Ayush reached the final question of Section 5, his body screaming for rest. His eyes were bloodshot, his brain felt like frayed copper wire, and his hands were cramped into claws. He looked for the 'Finish' button, but it wasn't there. Instead, a single, glowing prompt appeared: BONUS QUESTION.
"What the hell is this?" Ayush murmured. He glanced sideways. No one else seemed to have reached this stage yet. He clicked.
The screen read: System Error 0x000F80: The Kernel is experiencing entropy. How do you re-verify a decaying certificate without access to the Master Private Key?
"I don't understand a single word of this," he breathed. He looked around to ask a robot, but suddenly, arms started raising across the hall. Murmurs turned into a dull roar of confusion. Other students were hitting the wall.
The speakers hissed to life. The voice that came through was human—warm, authoritative, and startlingly real. "Attention, students. The final question is a bonus. Solving this grants fifty marks. Partial credit will be given for close attempts. There are no negative marks for this section. All the best."
Ayush checked the clock. Five minutes left. Why announce this now? Why is a human speaking? He looked at the screen again. Focus, man. Focus.
The hall was in a state of paralysis. Most students, exhausted by the previous five sections, simply stared at the screen in defeat. They had nothing left to give. Ayush, however, searched every corner of his memory. He thought of Ishaan’s journals, the "low-level" notes, the ancient architectures. He couldn't find a direct answer, but he began to type, using raw common sense and every scrap of logic he possessed.

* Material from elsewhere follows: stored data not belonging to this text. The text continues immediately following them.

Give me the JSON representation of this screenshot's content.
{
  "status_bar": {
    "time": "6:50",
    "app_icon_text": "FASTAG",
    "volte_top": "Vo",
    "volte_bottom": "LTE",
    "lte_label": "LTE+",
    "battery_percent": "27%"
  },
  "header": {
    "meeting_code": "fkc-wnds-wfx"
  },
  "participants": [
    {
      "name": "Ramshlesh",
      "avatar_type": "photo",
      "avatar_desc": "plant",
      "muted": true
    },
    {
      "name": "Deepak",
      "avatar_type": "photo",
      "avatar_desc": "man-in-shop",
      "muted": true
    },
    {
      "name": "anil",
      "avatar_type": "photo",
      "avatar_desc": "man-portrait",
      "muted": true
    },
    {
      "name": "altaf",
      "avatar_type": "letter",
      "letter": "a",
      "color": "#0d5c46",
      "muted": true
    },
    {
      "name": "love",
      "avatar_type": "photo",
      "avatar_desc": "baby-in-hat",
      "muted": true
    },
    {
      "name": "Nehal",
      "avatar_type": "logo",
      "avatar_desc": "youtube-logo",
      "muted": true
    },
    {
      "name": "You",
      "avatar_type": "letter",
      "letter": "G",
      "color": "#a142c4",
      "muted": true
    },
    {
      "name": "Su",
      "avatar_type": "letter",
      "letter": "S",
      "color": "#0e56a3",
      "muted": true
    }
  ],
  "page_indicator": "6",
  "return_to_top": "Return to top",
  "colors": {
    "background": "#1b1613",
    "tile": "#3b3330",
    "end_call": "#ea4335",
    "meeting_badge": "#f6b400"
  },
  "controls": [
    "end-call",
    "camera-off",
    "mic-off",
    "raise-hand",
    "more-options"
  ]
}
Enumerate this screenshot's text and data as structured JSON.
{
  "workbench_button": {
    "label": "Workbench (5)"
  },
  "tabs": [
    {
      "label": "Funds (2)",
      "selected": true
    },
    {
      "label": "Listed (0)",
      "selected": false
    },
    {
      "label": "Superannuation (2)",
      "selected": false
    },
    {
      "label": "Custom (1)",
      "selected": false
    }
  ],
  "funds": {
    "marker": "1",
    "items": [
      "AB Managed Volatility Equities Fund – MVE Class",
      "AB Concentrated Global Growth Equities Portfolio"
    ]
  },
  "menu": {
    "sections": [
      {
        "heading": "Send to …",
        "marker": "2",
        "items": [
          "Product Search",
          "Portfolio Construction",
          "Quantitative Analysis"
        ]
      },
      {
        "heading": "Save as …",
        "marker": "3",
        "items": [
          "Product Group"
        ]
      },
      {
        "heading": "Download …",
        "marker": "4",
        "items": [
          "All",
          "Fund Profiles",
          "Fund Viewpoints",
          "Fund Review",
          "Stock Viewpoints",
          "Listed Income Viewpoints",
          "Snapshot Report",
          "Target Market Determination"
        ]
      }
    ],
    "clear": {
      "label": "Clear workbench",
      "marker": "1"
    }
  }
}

The final bell rang. "Attention students, get in line to proceed to exit," the robotic voice returned.
Suddenly, the human voice boomed over the intercom again, cutting through the silence like a blade.
"Ayush Pawar. Pod 77-B, Exam Hall 4. Please report to the Chairman’s office immediately."
Ayush’s heart sank into the pit of his stomach. The shard. It had to be the shard. The journey to the Grid was over before it had even begun. He would be de-allocated. He would be a battery forever. Two robot proctors flanked him, their metallic frames a silent escort toward his doom.